The L37DT30 makes good use of LED lighting’s innate light output advantage over plasma, too, to deliver 3D images that retain plenty of brightness even with Panasonic’s shuttering 3D glasses on.
Colours aren’t quite as rich looking as those of some other 3D TVs, most notably those from Samsung and LG. But this is, as we’ll see, a general - and not necessarily bad - characteristic of the panel, rather than being a specific 3D issue.
The 37in screen also does a better job of allowing you to see all the minute detailing in full HD 3D Blu-rays - though as noted in our review of the LG 42LW550T, passive sets of a small to medium size can look more ‘HD’ with 3D Blu-rays than you might imagine.
With the L37DT30’s impressive motion handling abilities ensuring that resolution isn’t lost in 3D when there’s a lot of action going on, there’s no doubt that it delivers the premium LCD 3D performance to date.
The screen’s 37in size also helps it produce a greater sense of sharpness and clarity when watching 2D HD sources, and emphasises the striking clarity of its motion handling.
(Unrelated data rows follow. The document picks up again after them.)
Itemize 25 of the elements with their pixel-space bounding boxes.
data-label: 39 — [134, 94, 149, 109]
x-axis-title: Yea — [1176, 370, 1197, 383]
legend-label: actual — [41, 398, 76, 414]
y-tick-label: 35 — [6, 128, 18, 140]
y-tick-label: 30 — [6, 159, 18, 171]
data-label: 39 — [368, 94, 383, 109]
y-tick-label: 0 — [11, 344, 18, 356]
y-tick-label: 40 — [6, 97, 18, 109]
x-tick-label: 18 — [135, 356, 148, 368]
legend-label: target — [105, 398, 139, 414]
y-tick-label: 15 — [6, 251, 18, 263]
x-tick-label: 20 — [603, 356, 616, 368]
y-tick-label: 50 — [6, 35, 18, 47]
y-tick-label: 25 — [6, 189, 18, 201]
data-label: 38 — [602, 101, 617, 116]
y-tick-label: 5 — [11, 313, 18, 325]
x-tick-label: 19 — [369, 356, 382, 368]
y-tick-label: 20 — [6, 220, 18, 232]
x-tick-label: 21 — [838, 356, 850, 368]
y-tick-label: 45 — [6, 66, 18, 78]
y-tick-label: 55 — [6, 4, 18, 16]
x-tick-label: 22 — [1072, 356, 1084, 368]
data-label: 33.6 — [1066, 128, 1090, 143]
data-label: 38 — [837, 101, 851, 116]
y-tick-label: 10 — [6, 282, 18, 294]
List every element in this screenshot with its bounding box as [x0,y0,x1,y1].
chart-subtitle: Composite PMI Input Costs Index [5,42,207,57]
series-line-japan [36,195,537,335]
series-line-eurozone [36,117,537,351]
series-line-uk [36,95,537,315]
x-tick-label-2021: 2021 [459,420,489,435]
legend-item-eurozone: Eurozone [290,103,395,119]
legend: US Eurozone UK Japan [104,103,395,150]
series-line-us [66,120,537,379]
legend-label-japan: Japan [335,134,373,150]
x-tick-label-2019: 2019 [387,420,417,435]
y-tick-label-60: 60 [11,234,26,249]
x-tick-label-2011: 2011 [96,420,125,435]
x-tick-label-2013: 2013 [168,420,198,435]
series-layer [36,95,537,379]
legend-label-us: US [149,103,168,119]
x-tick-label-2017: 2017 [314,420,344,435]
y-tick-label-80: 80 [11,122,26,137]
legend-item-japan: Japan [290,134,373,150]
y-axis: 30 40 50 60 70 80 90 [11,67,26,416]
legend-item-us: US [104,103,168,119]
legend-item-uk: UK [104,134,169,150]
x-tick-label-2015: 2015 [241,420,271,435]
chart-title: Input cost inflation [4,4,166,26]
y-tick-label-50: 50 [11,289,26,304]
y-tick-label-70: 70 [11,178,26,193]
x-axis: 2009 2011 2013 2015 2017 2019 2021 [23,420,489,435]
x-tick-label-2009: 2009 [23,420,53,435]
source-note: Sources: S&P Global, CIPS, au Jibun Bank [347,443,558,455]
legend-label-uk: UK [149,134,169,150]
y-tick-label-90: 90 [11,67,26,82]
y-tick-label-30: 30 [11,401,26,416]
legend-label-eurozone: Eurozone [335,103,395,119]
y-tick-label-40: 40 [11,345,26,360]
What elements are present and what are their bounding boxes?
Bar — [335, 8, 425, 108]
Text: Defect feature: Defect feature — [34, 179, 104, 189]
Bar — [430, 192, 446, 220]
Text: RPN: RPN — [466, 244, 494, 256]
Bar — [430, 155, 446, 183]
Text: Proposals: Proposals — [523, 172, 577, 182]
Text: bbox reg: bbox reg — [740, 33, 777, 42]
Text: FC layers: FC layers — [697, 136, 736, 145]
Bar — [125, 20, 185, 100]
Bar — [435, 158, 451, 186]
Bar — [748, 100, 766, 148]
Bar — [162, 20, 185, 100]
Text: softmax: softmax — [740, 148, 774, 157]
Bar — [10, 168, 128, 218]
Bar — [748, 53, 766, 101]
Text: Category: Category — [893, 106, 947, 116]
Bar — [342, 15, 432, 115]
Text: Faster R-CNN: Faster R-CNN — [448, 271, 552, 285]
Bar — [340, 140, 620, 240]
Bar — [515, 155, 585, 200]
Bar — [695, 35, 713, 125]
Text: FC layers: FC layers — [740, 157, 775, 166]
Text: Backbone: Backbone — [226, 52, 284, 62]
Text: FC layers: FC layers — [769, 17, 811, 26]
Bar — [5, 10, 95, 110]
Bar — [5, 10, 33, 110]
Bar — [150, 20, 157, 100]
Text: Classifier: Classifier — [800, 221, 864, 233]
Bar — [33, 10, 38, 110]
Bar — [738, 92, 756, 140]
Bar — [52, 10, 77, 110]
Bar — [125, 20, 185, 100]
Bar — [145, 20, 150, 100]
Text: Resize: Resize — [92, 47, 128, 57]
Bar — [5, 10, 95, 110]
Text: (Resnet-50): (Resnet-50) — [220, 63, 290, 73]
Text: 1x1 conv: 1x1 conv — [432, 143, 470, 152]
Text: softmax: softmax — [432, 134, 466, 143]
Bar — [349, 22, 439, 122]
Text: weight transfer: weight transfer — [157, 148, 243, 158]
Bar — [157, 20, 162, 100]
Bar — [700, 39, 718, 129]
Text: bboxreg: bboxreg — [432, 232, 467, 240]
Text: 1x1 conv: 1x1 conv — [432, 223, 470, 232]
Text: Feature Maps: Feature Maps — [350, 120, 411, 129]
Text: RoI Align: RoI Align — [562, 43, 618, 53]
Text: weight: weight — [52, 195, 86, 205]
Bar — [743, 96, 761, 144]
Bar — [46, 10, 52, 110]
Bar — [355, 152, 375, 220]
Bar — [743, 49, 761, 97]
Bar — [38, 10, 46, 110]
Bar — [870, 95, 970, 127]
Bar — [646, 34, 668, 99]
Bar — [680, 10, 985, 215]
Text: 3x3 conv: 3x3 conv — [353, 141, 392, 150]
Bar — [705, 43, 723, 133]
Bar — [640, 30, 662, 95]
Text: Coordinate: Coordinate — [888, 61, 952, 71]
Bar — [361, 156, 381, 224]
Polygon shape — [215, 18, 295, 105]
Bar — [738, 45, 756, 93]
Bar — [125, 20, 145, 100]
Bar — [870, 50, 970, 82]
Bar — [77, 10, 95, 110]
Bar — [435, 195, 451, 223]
In fact,
bright 2D HD scenes look quite superb on the L37DT30, especially as the general clarity is underlined by some outstandingly subtle colour delineation. As noted, saturations aren’t as intense as on some rival models, but that certainly doesn’t make them less believable. Arguably the opposite is true, in fact.
However, while the L37DT30’s 37in size proves helpful in emphasising the range’s strengths, it also brings extra attention to its one significant shortcoming: contrast. As noted with the L32DT30, if you turn off the set’s local dimming function - which happens automatically if you select the set’s True Cinema preset - then the set’s black level response really doesn’t look very good at all, with really quite striking grey clouding over dark scenes.
Turn the local dimming feature on, and the set’s black level response instantly improves dramatically. Which is great. The problem is that the much better black levels come at the expense of backlight consistency, as the local dimming engine - which is working with an edge LED lighting system - causes ‘clumps’ of extra brightness to appear around any bright objects that happen to be appearing against dark backgrounds.
This isn’t a regularly annoying issue while watching normal TV, as this favours predominantly bright, colourful content. But with most films we tried, there were at least a few scenes where the continual brightness adjustments and the lack of light consistency within a single frame were impossible to ignore.
In a bid to finish on a bit higher note, we should draw attention to the L37DT30‘s reasonably - if not profoundly - clean and open soundstage; the fact that the L37DT30’s pictures retain their colour and contrast from a slightly wider viewing angle than normal LCD TVs; and best of all, an input lag using the screen’s Game picture preset of under 30ms, which makes it a great bet for console gamers.
If you’re looking for what’s currently last word in smallish 3D TV performance, Panasonic’s L37DT30 is it. Especially as the wearing of active shutter glasses ‘dims away’ the contrast flaws noted with 2D viewing. However, these contrast concerns do undermine the set’s 2D performance enough to stop us from being able to raise the L37DT30 to the 9 overall score level we’d hoped for.